The training dataset for the software was created from 54 million public software repositories hosted on GitHub, containing 159 GB worth of different Python files under 1 MB. It also surpasses GPT3 with its enhanced understanding of the natural language processing that allows it to produce a working code; i.e., the user can issue commands in English to any software with an API. “OpenAI Codex is a general-purpose programming model, meaning that it can be applied to essentially any programming task,” OpenAI stated in a blog post, “We’ve successfully used it for transpilation, explaining code, and refactoring code.”

The researchers tested their model on HumanEval, an evaluation set to measure functional correctness for synthesizing programs from docstrings. The results proved Codex’s excellence over GPT-3 and GPT-J that solved 0% and 11.4% of the problems, respectively, while Codex earned 28.8%. According to the team, it was a strategy of repeatedly sampling from the model that led to this efficiency of producing working solutions for challenging prompts. This method allowed them to solve 70.2% of the problems with 100 samples per problem.

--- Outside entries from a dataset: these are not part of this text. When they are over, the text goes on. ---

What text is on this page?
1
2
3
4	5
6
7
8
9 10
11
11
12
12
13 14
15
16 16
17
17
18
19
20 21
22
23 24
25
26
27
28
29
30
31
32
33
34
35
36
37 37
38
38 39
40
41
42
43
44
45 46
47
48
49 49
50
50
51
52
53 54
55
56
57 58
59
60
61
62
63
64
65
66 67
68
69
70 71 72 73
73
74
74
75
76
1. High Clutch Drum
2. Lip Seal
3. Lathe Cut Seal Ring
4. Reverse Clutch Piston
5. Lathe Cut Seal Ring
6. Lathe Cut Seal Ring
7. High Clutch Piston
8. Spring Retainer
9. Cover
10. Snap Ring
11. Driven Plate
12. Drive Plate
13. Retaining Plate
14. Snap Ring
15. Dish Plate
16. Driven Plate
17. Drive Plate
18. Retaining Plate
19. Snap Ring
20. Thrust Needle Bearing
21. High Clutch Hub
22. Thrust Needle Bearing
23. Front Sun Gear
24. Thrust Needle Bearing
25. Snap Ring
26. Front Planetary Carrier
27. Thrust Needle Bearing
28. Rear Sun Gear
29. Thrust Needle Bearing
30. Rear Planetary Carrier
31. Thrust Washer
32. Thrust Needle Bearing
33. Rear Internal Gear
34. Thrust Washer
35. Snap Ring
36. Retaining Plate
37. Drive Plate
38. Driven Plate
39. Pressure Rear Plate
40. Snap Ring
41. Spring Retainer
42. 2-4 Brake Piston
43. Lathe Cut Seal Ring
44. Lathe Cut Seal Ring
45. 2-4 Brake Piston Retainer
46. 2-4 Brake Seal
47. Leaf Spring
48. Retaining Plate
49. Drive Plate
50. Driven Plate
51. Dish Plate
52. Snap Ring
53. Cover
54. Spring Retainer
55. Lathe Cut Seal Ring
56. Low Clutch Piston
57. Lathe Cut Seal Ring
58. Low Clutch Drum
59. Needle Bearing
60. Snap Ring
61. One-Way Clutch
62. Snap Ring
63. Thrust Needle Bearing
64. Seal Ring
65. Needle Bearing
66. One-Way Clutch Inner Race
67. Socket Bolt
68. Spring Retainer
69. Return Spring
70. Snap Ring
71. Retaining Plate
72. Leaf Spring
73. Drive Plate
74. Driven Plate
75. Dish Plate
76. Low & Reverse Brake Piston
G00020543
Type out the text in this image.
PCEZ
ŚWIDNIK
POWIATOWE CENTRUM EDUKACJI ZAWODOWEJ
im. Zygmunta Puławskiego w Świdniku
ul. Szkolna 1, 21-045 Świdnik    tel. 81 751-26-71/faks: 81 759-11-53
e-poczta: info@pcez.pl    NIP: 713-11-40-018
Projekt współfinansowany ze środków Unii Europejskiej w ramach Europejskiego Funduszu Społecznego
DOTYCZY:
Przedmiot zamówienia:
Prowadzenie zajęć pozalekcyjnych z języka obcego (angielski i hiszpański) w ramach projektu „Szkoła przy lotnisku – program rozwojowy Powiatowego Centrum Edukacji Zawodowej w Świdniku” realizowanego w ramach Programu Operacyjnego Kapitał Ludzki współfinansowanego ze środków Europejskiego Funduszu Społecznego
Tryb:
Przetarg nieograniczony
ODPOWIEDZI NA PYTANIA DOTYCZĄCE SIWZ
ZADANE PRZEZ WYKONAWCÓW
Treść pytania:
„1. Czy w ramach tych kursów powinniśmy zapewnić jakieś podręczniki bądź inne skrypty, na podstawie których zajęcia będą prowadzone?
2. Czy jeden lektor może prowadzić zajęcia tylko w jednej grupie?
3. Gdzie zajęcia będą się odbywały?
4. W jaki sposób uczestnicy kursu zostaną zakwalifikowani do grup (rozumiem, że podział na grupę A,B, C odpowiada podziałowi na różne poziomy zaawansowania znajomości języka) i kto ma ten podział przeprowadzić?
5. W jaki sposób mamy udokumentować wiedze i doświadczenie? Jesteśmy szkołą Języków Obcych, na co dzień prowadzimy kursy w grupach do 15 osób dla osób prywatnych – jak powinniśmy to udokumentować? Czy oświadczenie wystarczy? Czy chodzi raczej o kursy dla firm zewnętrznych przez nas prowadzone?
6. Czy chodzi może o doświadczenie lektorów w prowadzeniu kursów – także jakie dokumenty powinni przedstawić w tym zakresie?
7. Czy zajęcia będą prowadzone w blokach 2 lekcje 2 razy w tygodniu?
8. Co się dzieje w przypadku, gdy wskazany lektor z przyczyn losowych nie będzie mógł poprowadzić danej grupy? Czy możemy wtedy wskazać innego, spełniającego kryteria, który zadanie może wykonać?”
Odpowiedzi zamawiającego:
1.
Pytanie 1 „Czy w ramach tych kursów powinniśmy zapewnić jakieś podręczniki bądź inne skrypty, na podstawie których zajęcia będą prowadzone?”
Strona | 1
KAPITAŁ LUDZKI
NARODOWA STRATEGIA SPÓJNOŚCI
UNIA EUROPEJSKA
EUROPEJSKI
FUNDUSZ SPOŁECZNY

Their research on Codex’s performance levels further proved the improvement when the model’s size was increased. For instance, Codex solved 13.2 percent of the evaluation tasks at 300 million parameters and 28.8 percent at 12 billion parameters.  The paper released by OpenAI brought to light some significant limitations with Codex, including bias and sample inefficiencies. This includes syntactically incorrect recommendations, undefined codes and the software’s ability to invoke functions & attributes that are outside the scope of its codebase. The software also has difficulty synthesizing long or higher-level specifications and can suggest solutions that appear correct superficially but cannot perform the given task. 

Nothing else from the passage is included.